Ook werk voelt minder zeker aan. Precaire werkgelegenheid normaliseert en lonen blijven achter bij de winsten. Ondertussen bezuinigt elk kabinet een beetje meer op de verzorgingsstaat. Dus zelfs in een land dat nog steeds bovenaan elke welvaartslijst staat, voelen gewone mensen een verkrapping. Net als in veel andere Europese landen hebben veel, zo niet de meeste gewone mensen, voor het eerst in de geschiedenis het gevoel dat de volgende generaties het slechter zullen hebben dan zij.
Er zijn solide linkse antwoorden op die problemen. Een impuls voor de bouw van sociale woningbouw, beperkingen op losse arbeid, een vermogensbelasting om universele kinderopvang en groene industrie te financieren – maatregelen die de Nederlandse begroting beter zou kunnen absorberen dan de meeste andere. Maar de partijen die zich hiervoor zouden moeten inzetten, kozen voor sluiproutes: de extreemrechtse Wilders over migratie navolgen of de liberale D66 over voorzichtigheid. Kiezers kozen voor de originele oplossingen.
Als links terrein wil winnen, moet het doen wat zijn rivalen al doen: met overtuiging spreken. Het heeft een nieuw verhaal nodig dat zowel materieel concreet als emotioneel relevant is – iets dat de dynamiek van een gefragmenteerd partijsysteem kan overleven. Dat betekent materiële zekerheid koppelen aan een open, duurzame toekomst, in woorden die verder resoneren dan alleen Amsterdam.

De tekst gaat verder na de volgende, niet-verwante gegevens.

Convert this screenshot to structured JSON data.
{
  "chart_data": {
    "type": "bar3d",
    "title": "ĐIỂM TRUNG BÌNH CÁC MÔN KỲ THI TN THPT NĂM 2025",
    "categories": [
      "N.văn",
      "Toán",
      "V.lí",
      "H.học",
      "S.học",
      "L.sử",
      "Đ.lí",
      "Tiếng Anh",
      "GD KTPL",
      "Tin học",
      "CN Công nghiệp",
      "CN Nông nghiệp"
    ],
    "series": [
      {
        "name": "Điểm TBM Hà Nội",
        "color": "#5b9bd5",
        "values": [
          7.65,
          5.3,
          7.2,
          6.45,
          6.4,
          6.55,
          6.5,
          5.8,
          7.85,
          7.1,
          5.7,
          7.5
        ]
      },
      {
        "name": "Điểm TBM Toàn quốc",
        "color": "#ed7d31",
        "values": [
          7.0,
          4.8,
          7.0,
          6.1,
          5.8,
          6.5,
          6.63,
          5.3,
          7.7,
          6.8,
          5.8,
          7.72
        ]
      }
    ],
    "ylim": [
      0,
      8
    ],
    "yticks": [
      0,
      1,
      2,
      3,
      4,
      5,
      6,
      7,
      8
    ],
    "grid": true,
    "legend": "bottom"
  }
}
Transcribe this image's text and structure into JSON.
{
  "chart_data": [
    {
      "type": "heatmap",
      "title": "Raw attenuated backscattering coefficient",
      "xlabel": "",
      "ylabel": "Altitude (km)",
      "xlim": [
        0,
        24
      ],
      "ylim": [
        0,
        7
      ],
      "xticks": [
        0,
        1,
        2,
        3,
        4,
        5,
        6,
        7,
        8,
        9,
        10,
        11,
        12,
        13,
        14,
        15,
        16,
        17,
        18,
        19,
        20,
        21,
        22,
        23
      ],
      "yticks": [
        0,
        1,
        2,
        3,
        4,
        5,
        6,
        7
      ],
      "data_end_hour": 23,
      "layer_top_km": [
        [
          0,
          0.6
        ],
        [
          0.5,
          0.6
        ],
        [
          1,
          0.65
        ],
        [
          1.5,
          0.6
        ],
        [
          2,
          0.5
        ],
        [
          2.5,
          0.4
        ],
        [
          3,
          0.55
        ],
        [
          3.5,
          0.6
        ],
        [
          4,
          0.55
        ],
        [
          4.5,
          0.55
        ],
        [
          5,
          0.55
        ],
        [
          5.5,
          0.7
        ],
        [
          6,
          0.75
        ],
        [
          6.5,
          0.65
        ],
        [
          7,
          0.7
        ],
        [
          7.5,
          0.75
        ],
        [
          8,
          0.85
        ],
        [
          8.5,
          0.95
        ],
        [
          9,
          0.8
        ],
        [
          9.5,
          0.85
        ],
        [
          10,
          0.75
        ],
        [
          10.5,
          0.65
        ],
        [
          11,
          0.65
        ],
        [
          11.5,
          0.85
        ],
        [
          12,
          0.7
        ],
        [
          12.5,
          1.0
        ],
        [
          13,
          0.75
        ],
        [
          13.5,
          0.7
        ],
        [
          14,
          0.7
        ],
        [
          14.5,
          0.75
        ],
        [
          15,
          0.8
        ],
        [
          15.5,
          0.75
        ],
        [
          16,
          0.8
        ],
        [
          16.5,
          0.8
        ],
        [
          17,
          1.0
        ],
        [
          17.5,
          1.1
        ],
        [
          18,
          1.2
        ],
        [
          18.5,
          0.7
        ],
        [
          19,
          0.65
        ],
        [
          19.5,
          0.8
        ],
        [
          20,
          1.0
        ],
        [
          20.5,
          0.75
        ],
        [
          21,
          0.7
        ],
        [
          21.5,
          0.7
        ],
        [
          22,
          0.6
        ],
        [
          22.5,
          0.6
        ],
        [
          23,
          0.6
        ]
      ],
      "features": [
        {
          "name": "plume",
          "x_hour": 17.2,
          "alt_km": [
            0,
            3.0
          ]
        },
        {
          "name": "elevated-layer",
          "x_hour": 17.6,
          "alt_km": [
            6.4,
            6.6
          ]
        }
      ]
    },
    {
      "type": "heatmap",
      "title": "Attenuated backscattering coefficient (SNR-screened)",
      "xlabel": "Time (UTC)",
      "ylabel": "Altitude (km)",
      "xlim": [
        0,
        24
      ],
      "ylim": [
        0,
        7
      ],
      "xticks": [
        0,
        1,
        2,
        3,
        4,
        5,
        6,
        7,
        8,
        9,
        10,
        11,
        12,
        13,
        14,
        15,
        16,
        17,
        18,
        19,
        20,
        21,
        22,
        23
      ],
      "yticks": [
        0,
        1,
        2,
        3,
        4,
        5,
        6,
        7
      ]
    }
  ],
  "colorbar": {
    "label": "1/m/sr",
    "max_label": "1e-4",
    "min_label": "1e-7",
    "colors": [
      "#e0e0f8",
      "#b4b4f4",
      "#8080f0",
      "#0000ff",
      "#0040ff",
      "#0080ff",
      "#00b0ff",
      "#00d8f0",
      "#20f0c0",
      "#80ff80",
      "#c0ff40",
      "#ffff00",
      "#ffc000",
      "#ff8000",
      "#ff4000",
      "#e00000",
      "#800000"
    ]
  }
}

Of het voertuig nu een hernieuwde Labourpartij, een gewijzigde Socialistische Partij of iets compleet nieuws is, is secundair. De boodschap is wat telt. Die moet helder, eenduidig en geworteld zijn in de dagelijkse beslommeringen. Tot die er is, zullen de zetels – of het nu op de oppositiebanken is of in wankele centristische coalities – blijven wegglippen.